Now verify whether `[name]` $\rightarrow$ `[credit_score]` FD holds.

In [38]:
algo.execute(lhs_indices=[1], rhs_indices=[2])
print_results_for_fd(algo, data, 1, 2)

FD does not hold
Number of clusters violating FD: 2
#1 cluster:
	1: Mary Doe -> 0.0
	2: Mary Doe -> 0.0
	5: Mary Doe -> 0.0
	6: Mary Doe -> nan
Most frequent rhs value proportion: 0.75
Num distinct rhs values: 2
#2 cluster:
	9: Björn Wolf -> 27.0
	11: Björn Wolf -> 28.0
	14: Björn Wolf -> 27.0
Most frequent rhs value proportion: 0.6666666666666666
Num distinct rhs values: 2


We learned that in this case the specified FD does not hold and there are two clusters of rows that contain values that prevent our FD from holding:

A cluster (with respect to a fixed FD) is a collection of rows that share the same left-hand side part but differ on the right-hand side one.

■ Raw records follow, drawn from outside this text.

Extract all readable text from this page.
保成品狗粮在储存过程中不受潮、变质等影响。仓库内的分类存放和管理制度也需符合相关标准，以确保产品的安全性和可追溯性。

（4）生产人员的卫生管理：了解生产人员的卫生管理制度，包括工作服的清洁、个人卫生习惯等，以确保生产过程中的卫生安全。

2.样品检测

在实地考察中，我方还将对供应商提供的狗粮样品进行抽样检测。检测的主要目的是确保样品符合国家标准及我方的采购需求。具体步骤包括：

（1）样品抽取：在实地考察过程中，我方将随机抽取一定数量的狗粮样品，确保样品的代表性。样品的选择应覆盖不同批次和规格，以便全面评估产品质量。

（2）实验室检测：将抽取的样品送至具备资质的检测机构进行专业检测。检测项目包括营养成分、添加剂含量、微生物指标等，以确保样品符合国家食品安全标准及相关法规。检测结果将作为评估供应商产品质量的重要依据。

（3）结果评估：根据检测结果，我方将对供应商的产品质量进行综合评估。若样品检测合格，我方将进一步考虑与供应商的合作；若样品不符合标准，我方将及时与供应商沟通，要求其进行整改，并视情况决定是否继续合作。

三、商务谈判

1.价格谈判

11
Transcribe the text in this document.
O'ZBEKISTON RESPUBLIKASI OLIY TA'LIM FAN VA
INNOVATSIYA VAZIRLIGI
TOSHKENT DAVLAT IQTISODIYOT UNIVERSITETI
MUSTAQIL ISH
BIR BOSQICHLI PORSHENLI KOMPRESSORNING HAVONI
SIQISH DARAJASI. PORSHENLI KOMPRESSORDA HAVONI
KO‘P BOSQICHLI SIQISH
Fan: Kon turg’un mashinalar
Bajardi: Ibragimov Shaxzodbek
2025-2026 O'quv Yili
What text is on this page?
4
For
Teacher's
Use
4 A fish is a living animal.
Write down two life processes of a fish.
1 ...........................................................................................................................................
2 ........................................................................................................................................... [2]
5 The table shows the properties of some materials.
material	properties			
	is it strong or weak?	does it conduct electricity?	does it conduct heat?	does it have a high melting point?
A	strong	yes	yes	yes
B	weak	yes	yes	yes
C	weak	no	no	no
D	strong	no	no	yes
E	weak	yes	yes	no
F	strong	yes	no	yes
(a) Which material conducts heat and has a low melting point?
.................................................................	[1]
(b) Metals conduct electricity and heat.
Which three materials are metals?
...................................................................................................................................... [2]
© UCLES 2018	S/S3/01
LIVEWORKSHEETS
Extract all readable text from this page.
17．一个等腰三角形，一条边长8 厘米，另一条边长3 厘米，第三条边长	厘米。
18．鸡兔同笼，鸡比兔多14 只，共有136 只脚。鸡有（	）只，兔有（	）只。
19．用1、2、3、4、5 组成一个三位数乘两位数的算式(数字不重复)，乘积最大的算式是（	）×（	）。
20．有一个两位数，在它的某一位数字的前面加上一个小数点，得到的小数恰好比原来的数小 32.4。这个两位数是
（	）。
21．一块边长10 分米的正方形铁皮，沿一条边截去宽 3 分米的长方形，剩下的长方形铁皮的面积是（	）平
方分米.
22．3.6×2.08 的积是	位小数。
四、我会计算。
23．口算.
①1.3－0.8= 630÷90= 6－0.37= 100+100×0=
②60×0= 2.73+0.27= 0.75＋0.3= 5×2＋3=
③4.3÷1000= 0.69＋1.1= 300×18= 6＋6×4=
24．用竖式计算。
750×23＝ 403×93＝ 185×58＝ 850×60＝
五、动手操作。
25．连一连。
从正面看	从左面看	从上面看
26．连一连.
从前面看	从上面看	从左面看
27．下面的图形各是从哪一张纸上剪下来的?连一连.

Take a closer look at them.

In the first cluster, three values are `0` and a single one is `NaN`.
This suggests that this single entry with the `NaN` value is a result of a mistake by someone who is not familiar with the table population policy. Therefore, it should probably be changed to `0`.

Now let's take a look at the second cluster.
There are two entries: `27` and `28`.
In this case, it is probably a typo, since buttons `7` and `8` are located close to each other on the keyboard.

Having analyzed these clusters, we can conclude that our FD does not hold due to typos in the data.

Therefore, by eliminating them, we can get this FD to hold (and make our dataset error-free).